Discursive Navigation of Employable Identities in the Narratives of Former Refugees
Title | Discursive Navigation of Employable Identities in the Narratives of Former Refugees PDF eBook |
Author | Emily Greenbank |
Publisher | |
Total Pages | 240 |
Release | 2020-06-15 |
Genre | |
ISBN | 9789027205568 |
Incorporating both interview and workplace data, this book examines the discursive and social challenges that former refugees encounter as they navigate successes and failures in the New Zealand labour market. Over five chapters of microlevel discourse analysis - drawing on Bamberg & Georgakopoulou's (2008) positioning, and interactional sociolinguistic literature - themes emerge of narrative, social and cultural capital (Bourdieu, 1986), linguistic agency, and wider capital-D Discourses (Gee, 1990) surrounding refugeehood. Of particular interest in this study is the inclusion of a longitudinal study of former refugees' trajectories in the labour market, and the combination of both interview and authentic workplace interactional data, providing rich insight into the multiple and ongoing challenges new arrivals face in their negotiation of employability.
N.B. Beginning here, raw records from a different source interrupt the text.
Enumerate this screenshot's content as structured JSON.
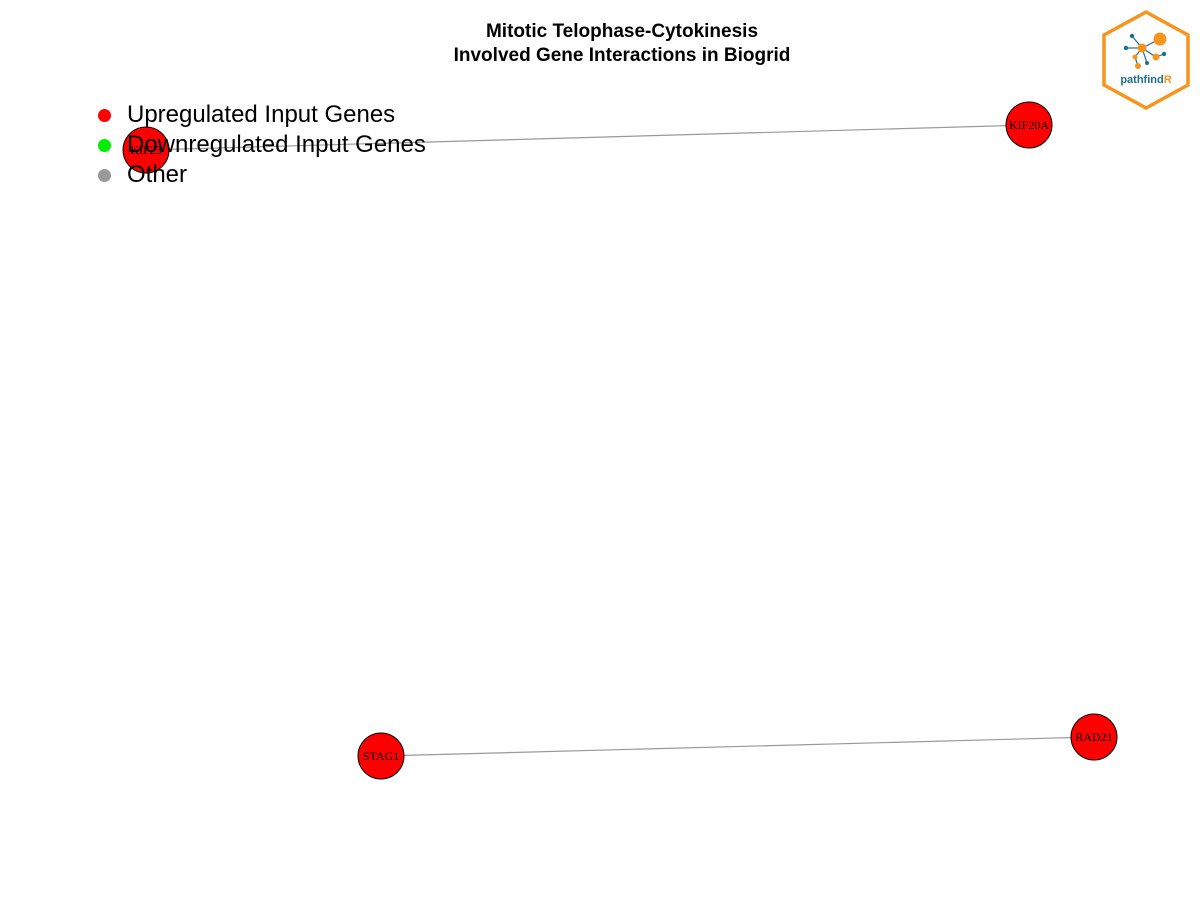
{
  "title": {
    "line1": "Mitotic Telophase-Cytokinesis",
    "line2": "Involved Gene Interactions in Biogrid"
  },
  "legend": {
    "items": [
      {
        "label": "Upregulated Input Genes",
        "color": "#ff0000"
      },
      {
        "label": "Downregulated Input Genes",
        "color": "#00ee00"
      },
      {
        "label": "Other",
        "color": "#999999"
      }
    ]
  },
  "network": {
    "node_fill": "#ff0000",
    "node_stroke": "#000000",
    "edge_color": "#999999",
    "nodes": [
      {
        "id": "KIF23",
        "label": "KIF23"
      },
      {
        "id": "KIF20A",
        "label": "KIF20A"
      },
      {
        "id": "STAG1",
        "label": "STAG1"
      },
      {
        "id": "RAD21",
        "label": "RAD21"
      }
    ],
    "edges": [
      {
        "source": "KIF23",
        "target": "KIF20A"
      },
      {
        "source": "STAG1",
        "target": "RAD21"
      }
    ]
  },
  "logo": {
    "text": "pathfindR",
    "text_main": "pathfind",
    "text_accent": "R",
    "border_color": "#f7941d",
    "accent_color": "#f7941d",
    "text_color": "#1f6f8b"
  }
}
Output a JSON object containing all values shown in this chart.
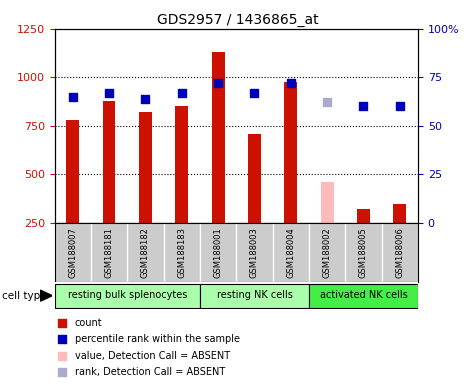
{
  "title": "GDS2957 / 1436865_at",
  "samples": [
    "GSM188007",
    "GSM188181",
    "GSM188182",
    "GSM188183",
    "GSM188001",
    "GSM188003",
    "GSM188004",
    "GSM188002",
    "GSM188005",
    "GSM188006"
  ],
  "count_values": [
    780,
    880,
    820,
    850,
    1130,
    710,
    975,
    null,
    320,
    345
  ],
  "absent_values": [
    null,
    null,
    null,
    null,
    null,
    null,
    null,
    460,
    null,
    null
  ],
  "percentile_values": [
    65,
    67,
    64,
    67,
    72,
    67,
    72,
    null,
    60,
    60
  ],
  "absent_rank_values": [
    null,
    null,
    null,
    null,
    null,
    null,
    null,
    62,
    null,
    null
  ],
  "ylim_left": [
    250,
    1250
  ],
  "ylim_right": [
    0,
    100
  ],
  "yticks_left": [
    250,
    500,
    750,
    1000,
    1250
  ],
  "yticks_right": [
    0,
    25,
    50,
    75,
    100
  ],
  "ytick_labels_right": [
    "0",
    "25",
    "50",
    "75",
    "100%"
  ],
  "bar_color_present": "#cc1100",
  "bar_color_absent": "#ffbbbb",
  "dot_color_present": "#0000bb",
  "dot_color_absent": "#aaaacc",
  "bar_width": 0.35,
  "dot_size": 40,
  "left_axis_color": "#cc1100",
  "right_axis_color": "#0000bb",
  "bg_sample_labels": "#cccccc",
  "cell_type_label": "cell type",
  "groups": [
    {
      "label": "resting bulk splenocytes",
      "start": 0,
      "end": 3,
      "color": "#aaffaa"
    },
    {
      "label": "resting NK cells",
      "start": 4,
      "end": 6,
      "color": "#aaffaa"
    },
    {
      "label": "activated NK cells",
      "start": 7,
      "end": 9,
      "color": "#44ee44"
    }
  ],
  "legend_items": [
    {
      "color": "#cc1100",
      "label": "count"
    },
    {
      "color": "#0000bb",
      "label": "percentile rank within the sample"
    },
    {
      "color": "#ffbbbb",
      "label": "value, Detection Call = ABSENT"
    },
    {
      "color": "#aaaacc",
      "label": "rank, Detection Call = ABSENT"
    }
  ]
}
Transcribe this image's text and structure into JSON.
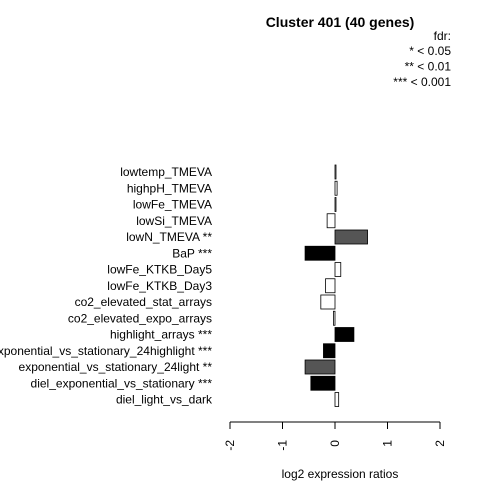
{
  "chart_data": {
    "type": "bar",
    "orientation": "horizontal",
    "title": "Cluster 401 (40 genes)",
    "xlabel": "log2 expression ratios",
    "ylabel": "",
    "xlim": [
      -2,
      2
    ],
    "x_ticks": [
      "-2",
      "-1",
      "0",
      "1",
      "2"
    ],
    "legend": {
      "title": "fdr:",
      "entries": [
        "* < 0.05",
        "** < 0.01",
        "*** < 0.001"
      ],
      "placement": "top-right"
    },
    "categories": [
      "lowtemp_TMEVA",
      "highpH_TMEVA",
      "lowFe_TMEVA",
      "lowSi_TMEVA",
      "lowN_TMEVA **",
      "BaP ***",
      "lowFe_KTKB_Day5",
      "lowFe_KTKB_Day3",
      "co2_elevated_stat_arrays",
      "co2_elevated_expo_arrays",
      "highlight_arrays ***",
      "exponential_vs_stationary_24highlight ***",
      "exponential_vs_stationary_24light **",
      "diel_exponential_vs_stationary ***",
      "diel_light_vs_dark"
    ],
    "values": [
      0.01,
      0.04,
      0.01,
      -0.15,
      0.62,
      -0.57,
      0.11,
      -0.18,
      -0.27,
      -0.03,
      0.36,
      -0.22,
      -0.57,
      -0.46,
      0.07
    ],
    "bar_colors": [
      "#ffffff",
      "#ffffff",
      "#ffffff",
      "#ffffff",
      "#555555",
      "#000000",
      "#ffffff",
      "#ffffff",
      "#ffffff",
      "#ffffff",
      "#000000",
      "#000000",
      "#555555",
      "#000000",
      "#ffffff"
    ]
  }
}
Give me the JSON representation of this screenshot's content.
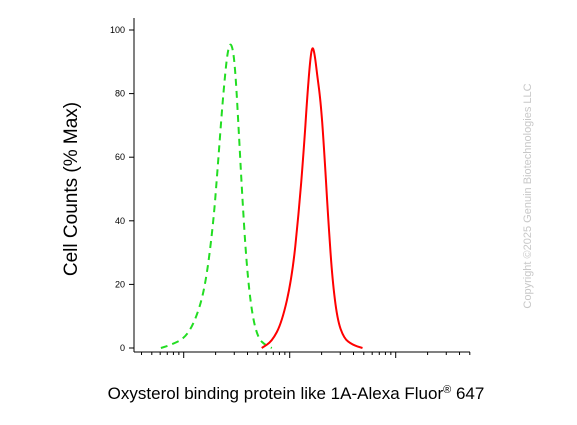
{
  "chart_data": {
    "type": "line",
    "xlabel": "Oxysterol binding protein like 1A-Alexa Fluor",
    "xlabel_sup": "®",
    "xlabel_suffix": " 647",
    "ylabel": "Cell Counts (% Max)",
    "ylim": [
      0,
      100
    ],
    "xlim": [
      0,
      1
    ],
    "x_scale": "log",
    "yticks": [
      "0",
      "20",
      "40",
      "60",
      "80",
      "100"
    ],
    "grid": false,
    "legend": "none",
    "series": [
      {
        "style": "dashed",
        "color": "#22dd22",
        "x": [
          0.08,
          0.11,
          0.15,
          0.18,
          0.21,
          0.235,
          0.25,
          0.262,
          0.272,
          0.28,
          0.288,
          0.296,
          0.303,
          0.312,
          0.322,
          0.335,
          0.352,
          0.37,
          0.39,
          0.41
        ],
        "y": [
          0,
          1,
          3,
          8,
          18,
          38,
          58,
          75,
          87,
          94,
          96,
          93,
          85,
          68,
          48,
          26,
          10,
          3,
          1,
          0
        ]
      },
      {
        "style": "solid",
        "color": "#ff0000",
        "x": [
          0.38,
          0.41,
          0.44,
          0.47,
          0.49,
          0.505,
          0.515,
          0.523,
          0.53,
          0.537,
          0.545,
          0.555,
          0.565,
          0.577,
          0.59,
          0.605,
          0.625,
          0.65,
          0.68
        ],
        "y": [
          0,
          2,
          8,
          22,
          42,
          62,
          78,
          89,
          95,
          93,
          86,
          78,
          64,
          42,
          22,
          9,
          3,
          1,
          0
        ]
      }
    ]
  },
  "watermark": "Copyright ©2025 Genuin Biotechnologies LLC"
}
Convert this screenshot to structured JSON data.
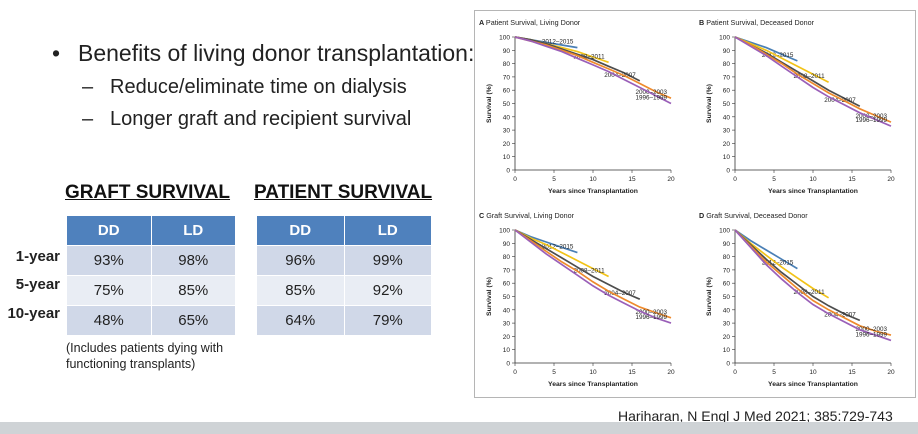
{
  "bullets": {
    "main": "Benefits of living donor transplantation:",
    "sub": [
      "Reduce/eliminate time on dialysis",
      "Longer graft and recipient survival"
    ]
  },
  "graft_table": {
    "title": "GRAFT SURVIVAL",
    "headers": [
      "DD",
      "LD"
    ],
    "rows": [
      {
        "label": "1-year",
        "values": [
          "93%",
          "98%"
        ]
      },
      {
        "label": "5-year",
        "values": [
          "75%",
          "85%"
        ]
      },
      {
        "label": "10-year",
        "values": [
          "48%",
          "65%"
        ]
      }
    ]
  },
  "patient_table": {
    "title": "PATIENT SURVIVAL",
    "headers": [
      "DD",
      "LD"
    ],
    "rows": [
      {
        "values": [
          "96%",
          "99%"
        ]
      },
      {
        "values": [
          "85%",
          "92%"
        ]
      },
      {
        "values": [
          "64%",
          "79%"
        ]
      }
    ]
  },
  "note": "(Includes patients dying with functioning transplants)",
  "citation": "Hariharan, N Engl J Med 2021; 385:729-743",
  "colors": {
    "2012-2015": "#4a7fb5",
    "2008-2011": "#f2c318",
    "2004-2007": "#4d4d4d",
    "2000-2003": "#ee8a2c",
    "1996-1999": "#9a5fb8",
    "table_header": "#4f81bd"
  },
  "chart_data": [
    {
      "type": "line",
      "panel": "A",
      "title": "Patient Survival, Living Donor",
      "xlabel": "Years since Transplantation",
      "ylabel": "Survival (%)",
      "xlim": [
        0,
        20
      ],
      "ylim": [
        0,
        100
      ],
      "xticks": [
        0,
        5,
        10,
        15,
        20
      ],
      "yticks": [
        0,
        10,
        20,
        30,
        40,
        50,
        60,
        70,
        80,
        90,
        100
      ],
      "series": [
        {
          "name": "2012–2015",
          "x": [
            0,
            2,
            4,
            6,
            8
          ],
          "y": [
            100,
            98,
            96,
            94,
            92
          ]
        },
        {
          "name": "2008–2011",
          "x": [
            0,
            2,
            4,
            6,
            8,
            10,
            12
          ],
          "y": [
            100,
            98,
            95,
            92,
            89,
            85,
            81
          ]
        },
        {
          "name": "2004–2007",
          "x": [
            0,
            2,
            4,
            6,
            8,
            10,
            12,
            14,
            16
          ],
          "y": [
            100,
            98,
            95,
            91,
            87,
            83,
            78,
            73,
            67
          ]
        },
        {
          "name": "2000–2003",
          "x": [
            0,
            2,
            4,
            6,
            8,
            10,
            12,
            14,
            16,
            18,
            20
          ],
          "y": [
            100,
            97,
            94,
            90,
            86,
            81,
            76,
            71,
            65,
            59,
            54
          ]
        },
        {
          "name": "1996–1999",
          "x": [
            0,
            2,
            4,
            6,
            8,
            10,
            12,
            14,
            16,
            18,
            20
          ],
          "y": [
            100,
            97,
            93,
            89,
            84,
            79,
            74,
            68,
            62,
            56,
            50
          ]
        }
      ]
    },
    {
      "type": "line",
      "panel": "B",
      "title": "Patient Survival, Deceased Donor",
      "xlabel": "Years since Transplantation",
      "ylabel": "Survival (%)",
      "xlim": [
        0,
        20
      ],
      "ylim": [
        0,
        100
      ],
      "xticks": [
        0,
        5,
        10,
        15,
        20
      ],
      "yticks": [
        0,
        10,
        20,
        30,
        40,
        50,
        60,
        70,
        80,
        90,
        100
      ],
      "series": [
        {
          "name": "2012–2015",
          "x": [
            0,
            2,
            4,
            6,
            8
          ],
          "y": [
            100,
            96,
            92,
            87,
            82
          ]
        },
        {
          "name": "2008–2011",
          "x": [
            0,
            2,
            4,
            6,
            8,
            10,
            12
          ],
          "y": [
            100,
            95,
            90,
            84,
            78,
            72,
            66
          ]
        },
        {
          "name": "2004–2007",
          "x": [
            0,
            2,
            4,
            6,
            8,
            10,
            12,
            14,
            16
          ],
          "y": [
            100,
            94,
            88,
            81,
            74,
            67,
            60,
            54,
            48
          ]
        },
        {
          "name": "2000–2003",
          "x": [
            0,
            2,
            4,
            6,
            8,
            10,
            12,
            14,
            16,
            18,
            20
          ],
          "y": [
            100,
            94,
            87,
            80,
            72,
            65,
            58,
            52,
            46,
            41,
            36
          ]
        },
        {
          "name": "1996–1999",
          "x": [
            0,
            2,
            4,
            6,
            8,
            10,
            12,
            14,
            16,
            18,
            20
          ],
          "y": [
            100,
            93,
            86,
            78,
            70,
            62,
            55,
            49,
            43,
            38,
            33
          ]
        }
      ]
    },
    {
      "type": "line",
      "panel": "C",
      "title": "Graft Survival, Living Donor",
      "xlabel": "Years since Transplantation",
      "ylabel": "Survival (%)",
      "xlim": [
        0,
        20
      ],
      "ylim": [
        0,
        100
      ],
      "xticks": [
        0,
        5,
        10,
        15,
        20
      ],
      "yticks": [
        0,
        10,
        20,
        30,
        40,
        50,
        60,
        70,
        80,
        90,
        100
      ],
      "series": [
        {
          "name": "2012–2015",
          "x": [
            0,
            2,
            4,
            6,
            8
          ],
          "y": [
            100,
            95,
            91,
            87,
            83
          ]
        },
        {
          "name": "2008–2011",
          "x": [
            0,
            2,
            4,
            6,
            8,
            10,
            12
          ],
          "y": [
            100,
            94,
            89,
            83,
            77,
            71,
            65
          ]
        },
        {
          "name": "2004–2007",
          "x": [
            0,
            2,
            4,
            6,
            8,
            10,
            12,
            14,
            16
          ],
          "y": [
            100,
            93,
            86,
            79,
            72,
            65,
            59,
            53,
            48
          ]
        },
        {
          "name": "2000–2003",
          "x": [
            0,
            2,
            4,
            6,
            8,
            10,
            12,
            14,
            16,
            18,
            20
          ],
          "y": [
            100,
            92,
            84,
            76,
            69,
            61,
            54,
            48,
            42,
            38,
            34
          ]
        },
        {
          "name": "1996–1999",
          "x": [
            0,
            2,
            4,
            6,
            8,
            10,
            12,
            14,
            16,
            18,
            20
          ],
          "y": [
            100,
            91,
            82,
            74,
            66,
            58,
            51,
            45,
            39,
            34,
            30
          ]
        }
      ]
    },
    {
      "type": "line",
      "panel": "D",
      "title": "Graft Survival, Deceased Donor",
      "xlabel": "Years since Transplantation",
      "ylabel": "Survival (%)",
      "xlim": [
        0,
        20
      ],
      "ylim": [
        0,
        100
      ],
      "xticks": [
        0,
        5,
        10,
        15,
        20
      ],
      "yticks": [
        0,
        10,
        20,
        30,
        40,
        50,
        60,
        70,
        80,
        90,
        100
      ],
      "series": [
        {
          "name": "2012–2015",
          "x": [
            0,
            2,
            4,
            6,
            8
          ],
          "y": [
            100,
            92,
            85,
            78,
            71
          ]
        },
        {
          "name": "2008–2011",
          "x": [
            0,
            2,
            4,
            6,
            8,
            10,
            12
          ],
          "y": [
            100,
            90,
            81,
            72,
            64,
            56,
            49
          ]
        },
        {
          "name": "2004–2007",
          "x": [
            0,
            2,
            4,
            6,
            8,
            10,
            12,
            14,
            16
          ],
          "y": [
            100,
            89,
            78,
            68,
            59,
            50,
            43,
            37,
            32
          ]
        },
        {
          "name": "2000–2003",
          "x": [
            0,
            2,
            4,
            6,
            8,
            10,
            12,
            14,
            16,
            18,
            20
          ],
          "y": [
            100,
            88,
            76,
            66,
            56,
            47,
            40,
            34,
            28,
            24,
            21
          ]
        },
        {
          "name": "1996–1999",
          "x": [
            0,
            2,
            4,
            6,
            8,
            10,
            12,
            14,
            16,
            18,
            20
          ],
          "y": [
            100,
            87,
            74,
            63,
            53,
            44,
            37,
            31,
            25,
            21,
            17
          ]
        }
      ]
    }
  ]
}
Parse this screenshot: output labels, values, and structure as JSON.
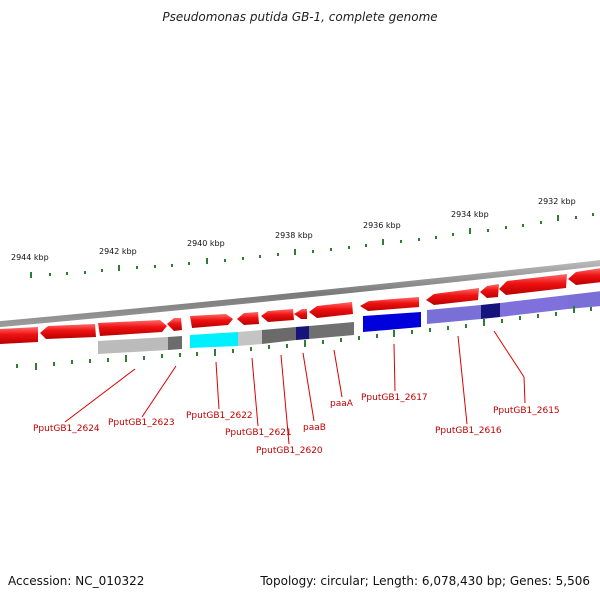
{
  "title": "Pseudomonas putida GB-1, complete genome",
  "footer": {
    "accession": "Accession: NC_010322",
    "summary": "Topology: circular; Length: 6,078,430 bp; Genes: 5,506"
  },
  "scale_labels": [
    "2944 kbp",
    "2942 kbp",
    "2940 kbp",
    "2938 kbp",
    "2936 kbp",
    "2934 kbp",
    "2932 kbp"
  ],
  "gene_labels": [
    "PputGB1_2624",
    "PputGB1_2623",
    "PputGB1_2622",
    "PputGB1_2621",
    "PputGB1_2620",
    "paaB",
    "paaA",
    "PputGB1_2617",
    "PputGB1_2616",
    "PputGB1_2615"
  ],
  "colors": {
    "forward_gene": "#ee1111",
    "backbone": "#8a8a8a",
    "tick": "#2e7d32",
    "label": "#c00000",
    "blast_cyan": "#00f0ff",
    "blast_blue": "#0000dd",
    "blast_periwinkle": "#7a6fd6",
    "blast_navy": "#14147a",
    "blast_gray_light": "#bbbbbb",
    "blast_gray_dark": "#6c6c6c"
  }
}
This book will be of interest to those engaged in research around migration (particularly those focused on forced migration), employment, language and identity, and narrative identity.
Whiteness and Postcolonialism in the Nordic Region
Title | Whiteness and Postcolonialism in the Nordic Region PDF eBook |
Author | Kristín Loftsdóttir |
Publisher | Routledge |
Total Pages | 194 |
Release | 2016-02-11 |
Genre | Social Science |
ISBN | 1134764359 |
This book examines the influence of imperialism and colonialism on the formation of national identities in the Nordic countries, exploring the manner in which contemporary discourses in Nordic society are rendered meaningful or obscured by references to past events and tropes related to the practices and ideologies of colonialism. Against the background of Nordic 'exceptionalism', it explores the manner in which the interwoven racial, gendered and nationalistic ideologies associated with the colonial project form part of contemporary Nordic identities. An important challenge to national identities that can become increasingly inward looking, Whiteness and Postcolonialism in the Nordic Region sheds light on the ways in which certain notions and structural inequalities, understood as residue from the colonial period, become recreated or projected onto different groups. Presenting a variety of case studies drawn from Sweden, Finland, Norway, Greenland, Denmark and Iceland, this book will be of interest to scholars across the social sciences and humanities conducting research in the fields of race and ethnicity, identity and belonging, media representations of 'the other' and colonialism and postcolonialism.